Myanmar: Wanbao copper mine resumes amid intensified attacks on civilians, while parent NORINCO sells weapons to junta, report finds
"Costs of copper: Residents near mines suffer under junta’s heavy hand", Frontier Myanmar, 9 January 2026
Foreign companies have been extracting copper from Salingyi Township since the previous military dictatorship under General Than Shwe. In 1994, Canadian company Ivanhoe partnered with the Ministry of Mines [...] withdrew in 2010 due to Western sanctions.
Since then, the mines have been managed by the Chinese Wanbao Mining Ltd and its subsidiaries, Myanmar Wanbao Mining Copper Ltd and Myanmar Yang Tse Copper Ltd, in collaboration with the military-owned Union of Myanma Economic Holdings Ltd.
Land seizures around the mines by Wanbao [...] sparked protests in 2012 that were violently suppressed [...]. Those disputes remain unresolved, and human rights violations around the mines have increased, especially since the 2021 military coup.

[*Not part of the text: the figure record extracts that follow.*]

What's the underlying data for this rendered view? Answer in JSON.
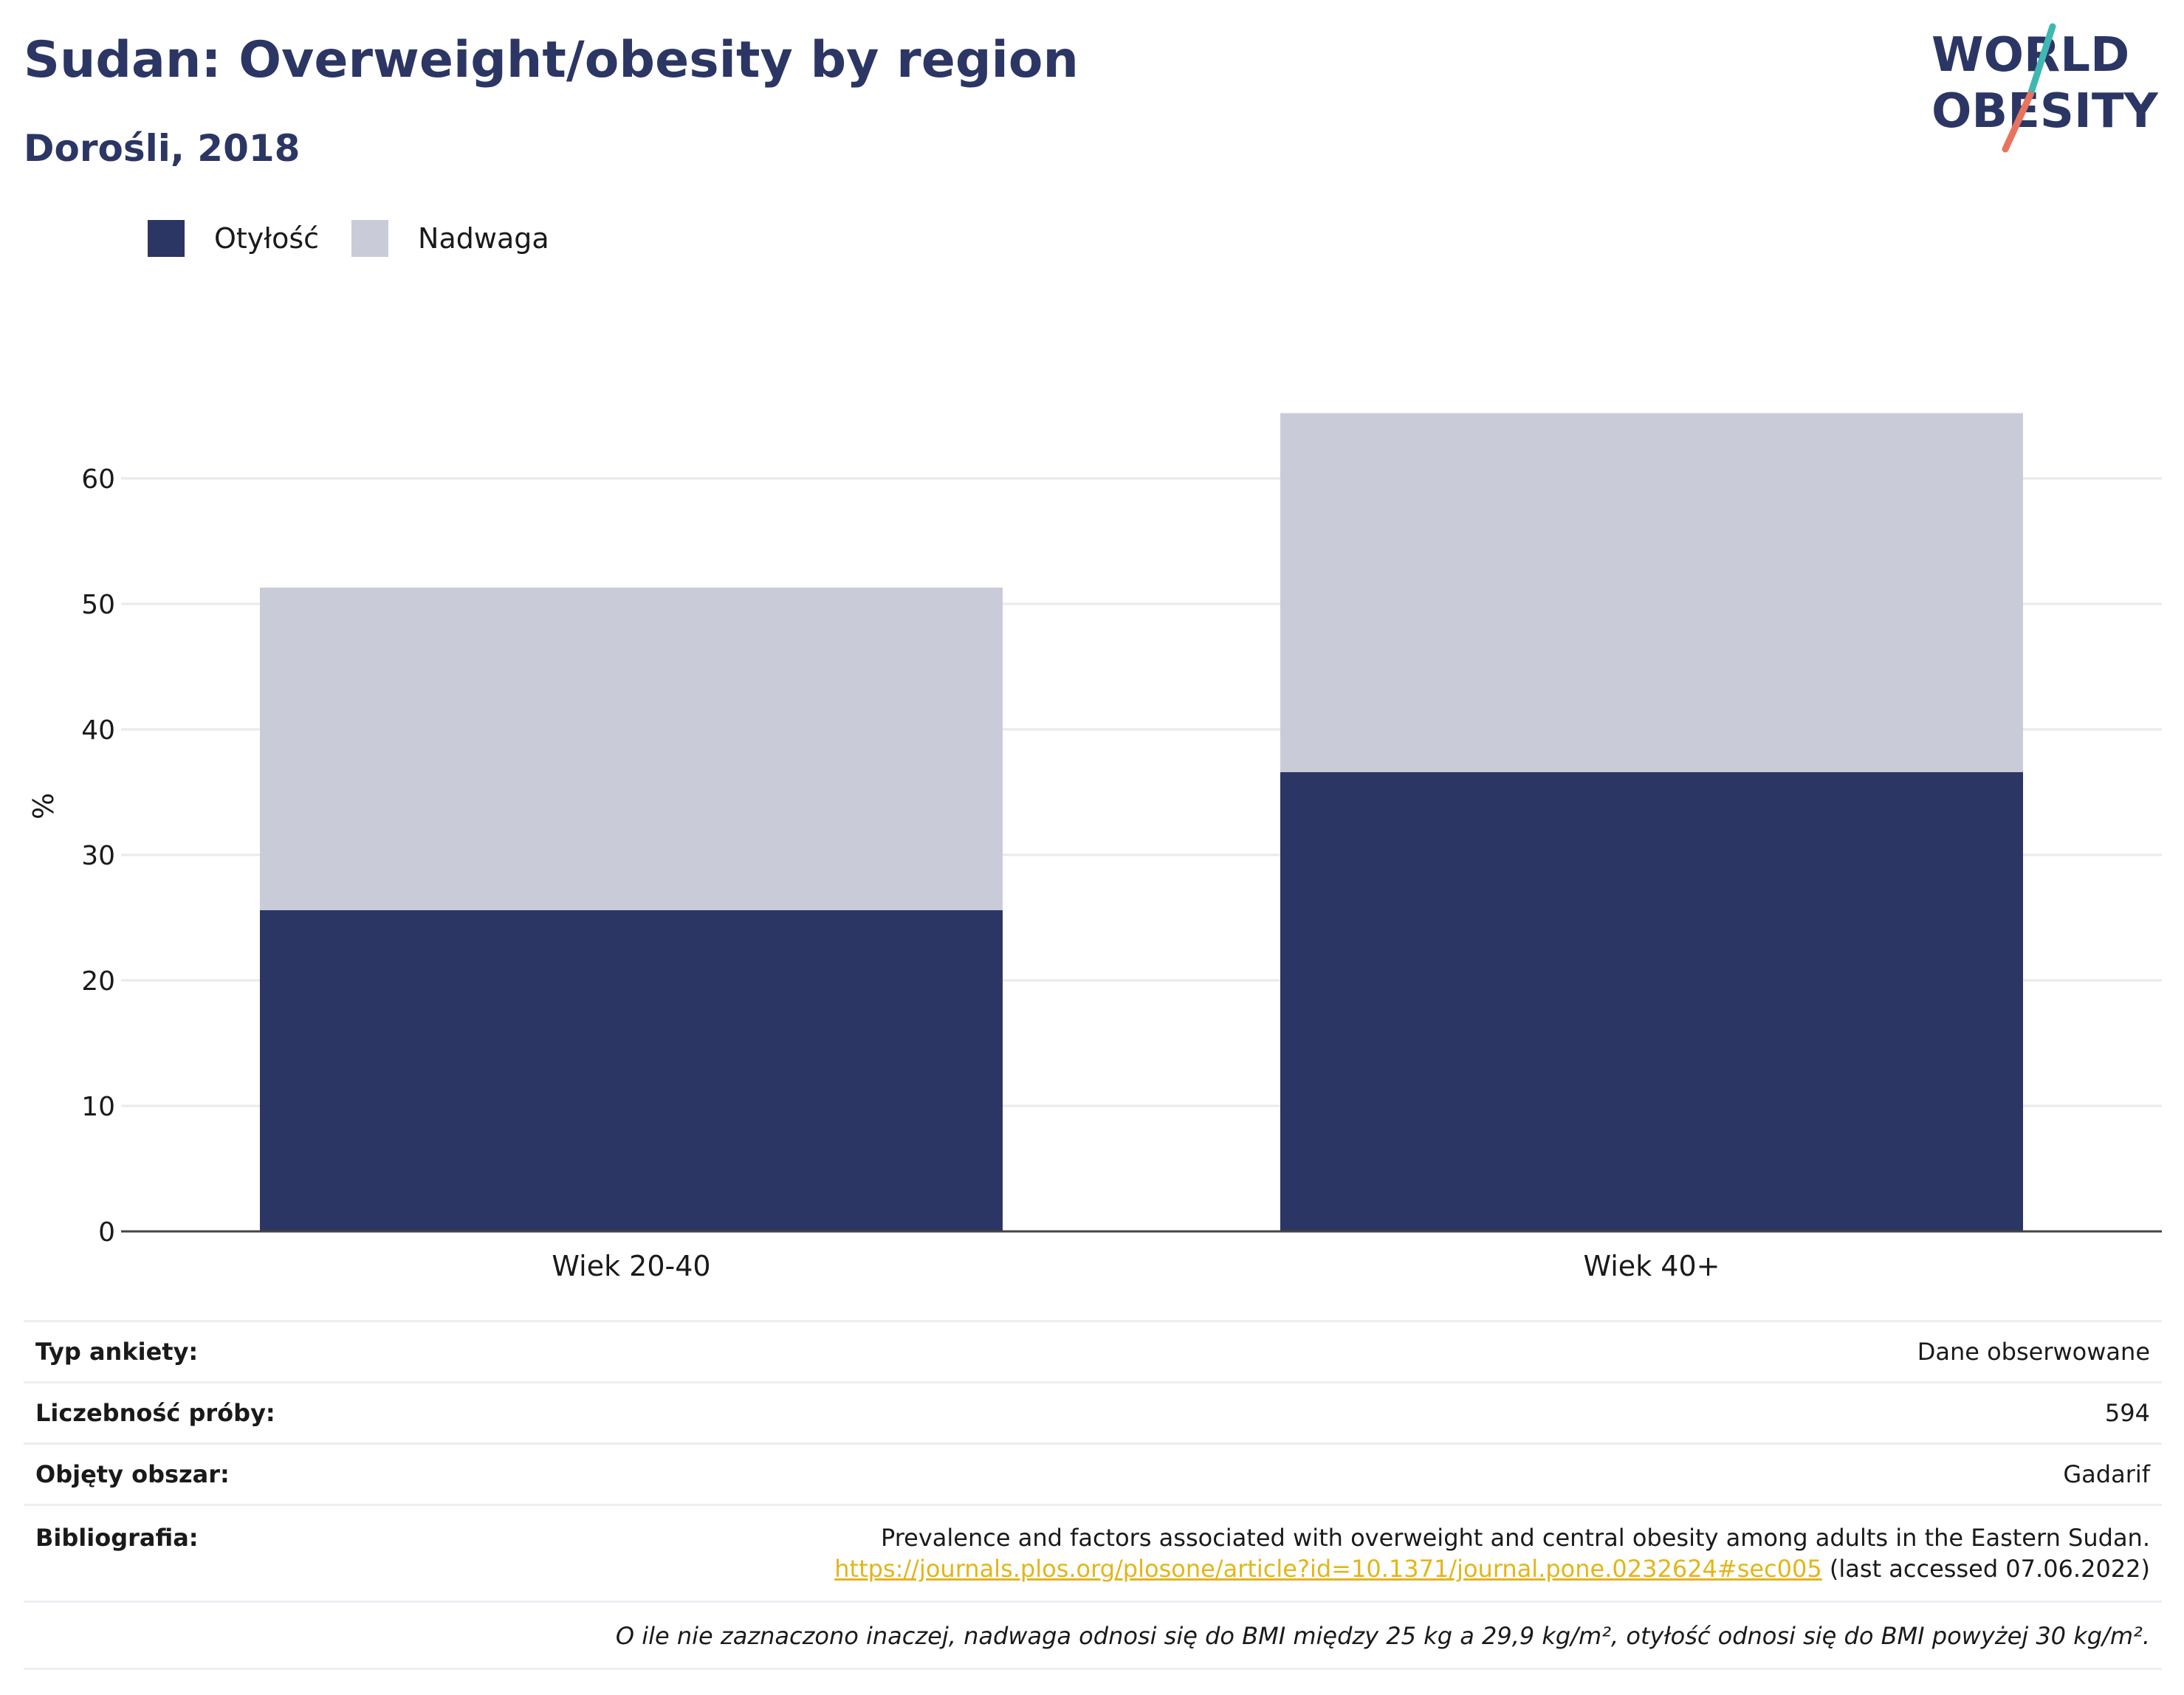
{
  "header": {
    "title": "Sudan: Overweight/obesity by region",
    "subtitle": "Dorośli, 2018"
  },
  "logo": {
    "line1": "WORLD",
    "line2": "OBESITY",
    "colors": {
      "text": "#2b3664",
      "slash_teal": "#3fb8b2",
      "slash_coral": "#e8735e"
    }
  },
  "chart_data": {
    "type": "bar",
    "stacked": true,
    "categories": [
      "Wiek 20-40",
      "Wiek 40+"
    ],
    "series": [
      {
        "name": "Otyłość",
        "values": [
          25.6,
          36.6
        ],
        "color": "#2b3664"
      },
      {
        "name": "Nadwaga",
        "values": [
          25.7,
          28.6
        ],
        "color": "#c9ccd8"
      }
    ],
    "ylabel": "%",
    "xlabel": "",
    "ylim": [
      0,
      70
    ],
    "yticks": [
      0,
      10,
      20,
      30,
      40,
      50,
      60
    ],
    "grid": true,
    "legend_position": "top-left"
  },
  "info": {
    "survey_type": {
      "label": "Typ ankiety:",
      "value": "Dane obserwowane"
    },
    "sample_size": {
      "label": "Liczebność próby:",
      "value": "594"
    },
    "area": {
      "label": "Objęty obszar:",
      "value": "Gadarif"
    },
    "bibliography": {
      "label": "Bibliografia:",
      "text": "Prevalence and factors associated with overweight and central obesity among adults in the Eastern Sudan.",
      "url": "https://journals.plos.org/plosone/article?id=10.1371/journal.pone.0232624#sec005",
      "accessed": "(last accessed 07.06.2022)"
    },
    "note": "O ile nie zaznaczono inaczej, nadwaga odnosi się do BMI między 25 kg a 29,9 kg/m², otyłość odnosi się do BMI powyżej 30 kg/m²."
  }
}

According to several locals [...] the Letpadaung mine was attacked by resistance groups.
“They use heavy artillery,” [...] “Even if we don’t attack them, civilians are hit.”
After the coup, thousands of staff at the copper mines quit their jobs [...].
By June 2024, however, mine workers began returning to their jobs due to economic hardship.
[...] the security situation has significantly deteriorated since mining resumed. Arrests and killings by junta troops have become regular occurrences. [...].
Not only is the mined copper of particular value to the junta, but it is also used in the production of weapons. The project’s parent company Norinco Group is owned by the Chinese military.
Norinco is allegedly selling weapons to the regime through Myanmar crony companies, [...].